Menindaklanjuti hal tersebut, Presiden Jokowi menghubungi tim penasihat hukumnya. Kuasa hukum Jokowi kemudian menggelar konferensi pers untuk membantah tudingan yang dilayangkan oleh dr. Tifa.
Selanjutnya, pada 15 April 2025, Universitas Gadjah Mada (UGM) juga mengadakan konferensi pers yang menegaskan bahwa Jokowi adalah mahasiswa UGM dan telah dinyatakan lulus. Jaksa menyebutkan bahwa hingga 22 April 2025, terdapat 28 unggahan yang berisi tudingan terkait ijazah Jokowi.
“Bahwa akibat perbuatan Terdakwa tersebut, saksi Ir H Joko Widodo mengalami kerugian imateriel, yaitu tercemarnya nama baik secara personal,” ucap JPU.

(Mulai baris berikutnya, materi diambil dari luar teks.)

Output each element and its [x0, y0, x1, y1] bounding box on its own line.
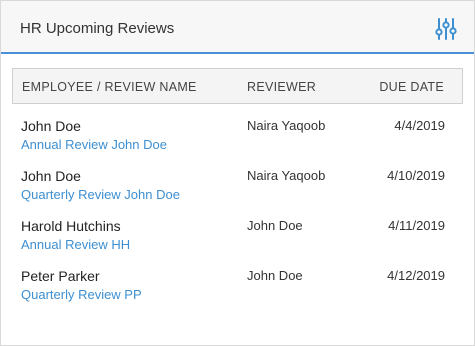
due-date: 4/10/2019: [387, 168, 445, 183]
table-row: John Doe Annual Review John Doe Naira Ya…: [1, 118, 474, 164]
hr-upcoming-reviews-widget: HR Upcoming Reviews EMPLOYEE / REVIEW NA…: [0, 0, 475, 346]
review-link[interactable]: Annual Review HH: [21, 237, 130, 252]
employee-name: Harold Hutchins: [21, 218, 121, 234]
table-header: EMPLOYEE / REVIEW NAME REVIEWER DUE DATE: [12, 68, 463, 104]
column-header-due-date: DUE DATE: [379, 80, 444, 94]
employee-name: John Doe: [21, 168, 81, 184]
employee-name: Peter Parker: [21, 268, 100, 284]
reviewer-name: Naira Yaqoob: [247, 168, 326, 183]
reviewer-name: Naira Yaqoob: [247, 118, 326, 133]
widget-header: HR Upcoming Reviews: [1, 1, 474, 54]
settings-button[interactable]: [434, 17, 458, 41]
table-row: Peter Parker Quarterly Review PP John Do…: [1, 268, 474, 314]
review-link[interactable]: Quarterly Review PP: [21, 287, 142, 302]
due-date: 4/12/2019: [387, 268, 445, 283]
employee-name: John Doe: [21, 118, 81, 134]
table-row: John Doe Quarterly Review John Doe Naira…: [1, 168, 474, 214]
review-link[interactable]: Quarterly Review John Doe: [21, 187, 180, 202]
due-date: 4/11/2019: [388, 218, 445, 233]
column-header-reviewer: REVIEWER: [247, 80, 317, 94]
table-row: Harold Hutchins Annual Review HH John Do…: [1, 218, 474, 264]
column-header-employee: EMPLOYEE / REVIEW NAME: [22, 80, 197, 94]
reviewer-name: John Doe: [247, 218, 303, 233]
widget-title: HR Upcoming Reviews: [20, 20, 175, 37]
review-link[interactable]: Annual Review John Doe: [21, 137, 167, 152]
sliders-icon: [435, 18, 457, 40]
due-date: 4/4/2019: [394, 118, 445, 133]
reviewer-name: John Doe: [247, 268, 303, 283]
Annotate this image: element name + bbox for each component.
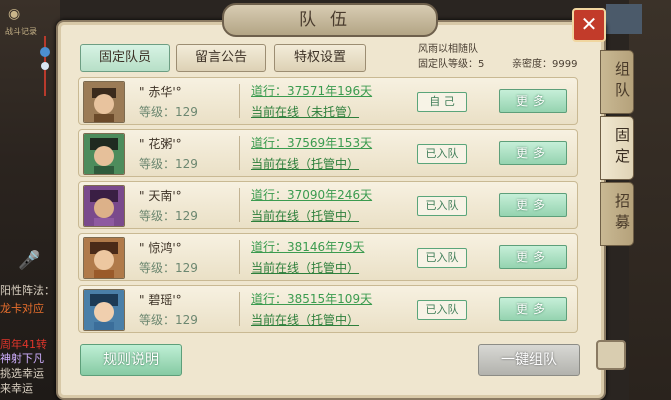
more-button[interactable]: 更多 [499, 245, 567, 269]
chat-line: 来幸运 [0, 382, 33, 395]
member-row: " 花粥'° 等级：129 道行：37569年153天 当前在线（托管中） 已入… [78, 129, 578, 177]
member-status-badge: 自 己 [417, 92, 467, 112]
side-tab-recruit[interactable]: 招募 [600, 182, 634, 246]
window-title: 队伍 [222, 3, 438, 37]
member-name: " 碧瑶'° [139, 293, 182, 307]
member-avatar[interactable] [83, 237, 125, 279]
member-online-status[interactable]: 当前在线（托管中） [251, 259, 359, 276]
member-avatar[interactable] [83, 289, 125, 331]
member-level: 等级：129 [139, 209, 198, 223]
member-status-badge: 已入队 [417, 144, 467, 164]
pendant-icon [40, 36, 50, 96]
microphone-icon[interactable]: 🎤 [18, 250, 40, 271]
side-tab-team[interactable]: 组队 [600, 50, 634, 114]
more-button[interactable]: 更多 [499, 89, 567, 113]
row-divider [239, 188, 240, 222]
eye-icon[interactable]: ◉ [8, 6, 20, 22]
one-click-team-button[interactable]: 一键组队 [478, 344, 580, 376]
member-row: " 天南'° 等级：129 道行：37090年246天 当前在线（托管中） 已入… [78, 181, 578, 229]
team-level: 固定队等级：5 [418, 59, 485, 70]
member-status-badge: 已入队 [417, 248, 467, 268]
member-daoxing[interactable]: 道行：37090年246天 [251, 186, 372, 203]
more-button[interactable]: 更多 [499, 193, 567, 217]
member-name: " 赤华'° [139, 85, 182, 99]
member-daoxing[interactable]: 道行：38146年79天 [251, 238, 364, 255]
player-avatar[interactable] [606, 4, 642, 34]
member-level: 等级：129 [139, 261, 198, 275]
member-online-status[interactable]: 当前在线（未托管） [251, 103, 359, 120]
more-button[interactable]: 更多 [499, 297, 567, 321]
member-daoxing[interactable]: 道行：37571年196天 [251, 82, 372, 99]
team-name: 风雨以相随队 [418, 44, 478, 55]
member-level: 等级：129 [139, 157, 198, 171]
tab-privilege-settings[interactable]: 特权设置 [274, 44, 366, 72]
member-row: " 赤华'° 等级：129 道行：37571年196天 当前在线（未托管） 自 … [78, 77, 578, 125]
intimacy-value: 亲密度：9999 [512, 59, 578, 70]
tab-fixed-members[interactable]: 固定队员 [80, 44, 170, 72]
member-name: " 天南'° [139, 189, 182, 203]
more-button[interactable]: 更多 [499, 141, 567, 165]
row-divider [239, 84, 240, 118]
row-divider [239, 292, 240, 326]
member-online-status[interactable]: 当前在线（托管中） [251, 155, 359, 172]
member-status-badge: 已入队 [417, 300, 467, 320]
member-name: " 花粥'° [139, 137, 182, 151]
row-divider [239, 136, 240, 170]
member-avatar[interactable] [83, 185, 125, 227]
member-level: 等级：129 [139, 105, 198, 119]
chat-line: 龙卡对应 [0, 302, 44, 315]
member-online-status[interactable]: 当前在线（托管中） [251, 311, 359, 328]
battle-record-label[interactable]: 战斗记录 [5, 26, 37, 37]
side-tab-fixed[interactable]: 固定 [600, 116, 634, 180]
member-level: 等级：129 [139, 313, 198, 327]
member-row: " 碧瑶'° 等级：129 道行：38515年109天 当前在线（托管中） 已入… [78, 285, 578, 333]
corner-ornament [596, 340, 626, 370]
tab-message-board[interactable]: 留言公告 [176, 44, 266, 72]
background-right [629, 0, 671, 400]
member-row: " 惊鸿'° 等级：129 道行：38146年79天 当前在线（托管中） 已入队… [78, 233, 578, 281]
member-daoxing[interactable]: 道行：37569年153天 [251, 134, 372, 151]
chat-line: 挑选幸运 [0, 367, 44, 380]
chat-line: 阳性阵法： [0, 284, 55, 297]
close-button[interactable]: ✕ [572, 8, 606, 42]
member-daoxing[interactable]: 道行：38515年109天 [251, 290, 372, 307]
member-status-badge: 已入队 [417, 196, 467, 216]
row-divider [239, 240, 240, 274]
rules-button[interactable]: 规则说明 [80, 344, 182, 376]
member-avatar[interactable] [83, 133, 125, 175]
member-online-status[interactable]: 当前在线（托管中） [251, 207, 359, 224]
member-name: " 惊鸿'° [139, 241, 182, 255]
chat-line: 神射下凡 [0, 352, 44, 365]
member-avatar[interactable] [83, 81, 125, 123]
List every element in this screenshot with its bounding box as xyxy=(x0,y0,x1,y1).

JPU menambahkan, “Merasa telah dihina sehina-hinanya dan direndahkan serendah-rendahnya bahkan terdapat pihak-pihak yang ikut menuduh saksi Ir H Joko Widodo telah menggunakan ijazah palsu dalam pemenuhan persyaratan pencalonan sebagai pejabat publik sebelumnya yakni Wali Kota Solo, Gubernur DKI Jakarta dan Presiden ke-7 Republik Indonesia.”
Jaksa menilai bahwa terdakwa tidak mampu membuktikan tuduhan terkait ijazah Presiden Jokowi. Oleh karena itu, jaksa menyatakan perbuatan dr. Tifa merupakan serangan terhadap kehormatan Presiden Jokowi yang dilakukan melalui sarana teknologi informasi.
Dokter Tifa didakwa dengan pasal berlapis. Pada dakwaan primer, ia dijerat Pasal 434 ayat (1) juncto Pasal 441 ayat (1) UU Nomor 1 Tahun 2023 tentang Kitab Undang-Undang Hukum Pidana (KUHP). Sementara itu, pada dakwaan subsider, Tifa dijerat Pasal 433 ayat (1) juncto Pasal 441 ayat (1) UU Nomor 1 Tahun 2023 tentang KUHP.
Selain itu, jaksa juga mendakwa dr. Tifa dengan Pasal 32 juncto Pasal 48 ayat (1) UU Nomor 11 Tahun 2008 tentang Informasi dan Transaksi Elektronik (UU ITE) juncto UU Nomor 1 Tahun 2026 tentang Penyesuaian Pidana.